Think about this, it’s important;
- If these businesses could conjure up even the most marginal of projects to earn a meager 1% return, they would generate $14 billion profit. Instead, they’re sitting on the cash and earning near zero for a guaranteed after-inflation loss.
It’s a bad omen that corporate management would forego a collective $14b per year. Clearly, by their judgment, the risk of investing in new projects outweighs the reward – the exact opposite of the conditions needed to produce healthy economic growth.
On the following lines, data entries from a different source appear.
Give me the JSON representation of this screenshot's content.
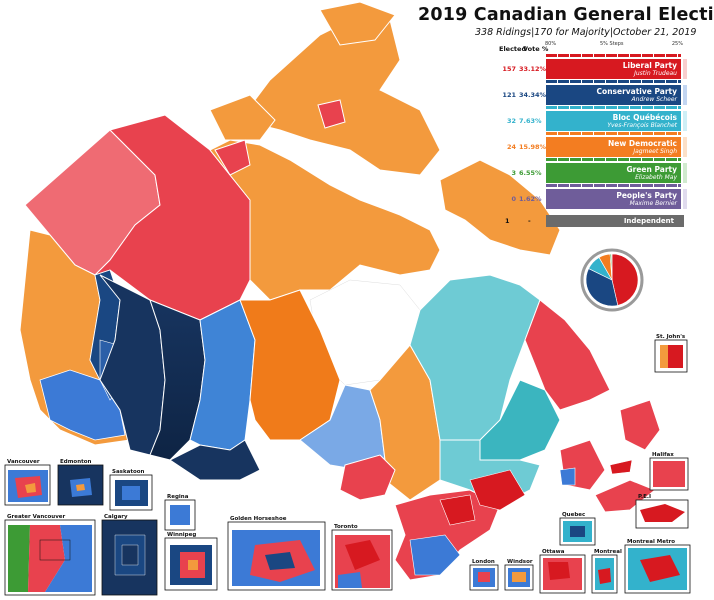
{
  "title": "2019 Canadian General Electi",
  "subtitle": "338 Ridings|170 for Majority|October 21, 2019",
  "scale": {
    "left": "80%",
    "mid": "5% Steps",
    "right": "25%"
  },
  "table_header": {
    "elected": "Elected",
    "vote": "Vote %"
  },
  "parties": [
    {
      "seats": "157",
      "vote": "33.12%",
      "name": "Liberal Party",
      "leader": "Justin Trudeau",
      "color": "#d71920",
      "side": "#f4a6a6"
    },
    {
      "seats": "121",
      "vote": "34.34%",
      "name": "Conservative Party",
      "leader": "Andrew Scheer",
      "color": "#1a4782",
      "side": "#8fb3e6"
    },
    {
      "seats": "32",
      "vote": "7.63%",
      "name": "Bloc Québécois",
      "leader": "Yves-François Blanchet",
      "color": "#33b2cc",
      "side": "#a6e2ee"
    },
    {
      "seats": "24",
      "vote": "15.98%",
      "name": "New Democratic",
      "leader": "Jagmeet Singh",
      "color": "#f37d21",
      "side": "#f9c79b"
    },
    {
      "seats": "3",
      "vote": "6.55%",
      "name": "Green Party",
      "leader": "Elizabeth May",
      "color": "#3d9b35",
      "side": "#a9d8a5"
    },
    {
      "seats": "0",
      "vote": "1.62%",
      "name": "People's Party",
      "leader": "Maxime Bernier",
      "color": "#6f5d9a",
      "side": "#c7bde0"
    }
  ],
  "independent": {
    "seats": "1",
    "vote": "-",
    "name": "Independent",
    "color": "#6b6b6b"
  },
  "pie_seat_share": [
    {
      "party": "Liberal",
      "value": 157,
      "color": "#d71920"
    },
    {
      "party": "Conservative",
      "value": 121,
      "color": "#1a4782"
    },
    {
      "party": "Bloc",
      "value": 32,
      "color": "#33b2cc"
    },
    {
      "party": "NDP",
      "value": 24,
      "color": "#f37d21"
    },
    {
      "party": "Green",
      "value": 3,
      "color": "#3d9b35"
    },
    {
      "party": "Independent",
      "value": 1,
      "color": "#6b6b6b"
    }
  ],
  "insets": {
    "vancouver": "Vancouver",
    "edmonton": "Edmonton",
    "saskatoon": "Saskatoon",
    "regina": "Regina",
    "greater_vancouver": "Greater Vancouver",
    "calgary": "Calgary",
    "winnipeg": "Winnipeg",
    "golden_horseshoe": "Golden Horseshoe",
    "toronto": "Toronto",
    "london": "London",
    "windsor": "Windsor",
    "ottawa": "Ottawa",
    "montreal": "Montreal",
    "montreal_metro": "Montreal Metro",
    "quebec": "Quebec",
    "halifax": "Halifax",
    "pei": "P.E.I",
    "st_johns": "St. John's"
  }
}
That’s the bad news. But here’s the good, if paradoxical, news:
Even with all of this corporate slack, earnings and profit margins are very healthy, and stocks have performed quite well. Case in point, the S&P 500 is up 15% YTD.
Why the disconnect?
Well, the rising margins and earnings are easy to explain: corporations have cut costs over the past few years, becoming leaner and more efficient. This also partially explains higher stock prices.
But I think there’s another contributing factor to rising stock prices: the downright terrible outlook for bonds. Our analysis of stocks vs. bonds indicates that stocks are by far the better investment today.
“The overriding reason is simple: at near zero interest rates, bonds offer almost no upside and catastrophic downside”
Simply by virtue of not being bonds, stocks have done well.
Back to that pile of corporate cash. There’s no question that it’s a waste today. But today’s waste is tomorrow’s potential.
Corporations aren’t going to sit on that cash forever. Eventually conditions will be such that they’ll either want to or have to invest in new projects.
Perhaps inflation will be the catalyst – corporations can tolerate losing 1.7% per year today. But if the inflation rate heats up to, say, 4%, you can bet that corps will be scrambling to deploy that now idle cash into whatever mediocre projects they can rustle up.
“When that happens, they have $1.4 trillion in cash ready to go. No need to negotiate a loan. No need to issue equity to raise funds. They have all the fuel they need. The gas tank is full.
So while the economy has plenty of problems, and stocks are a far better bet than bonds, lack of cash is not one of them.
Companies are ready to invest and grow. They just need an economic and political environment conducive to doing so.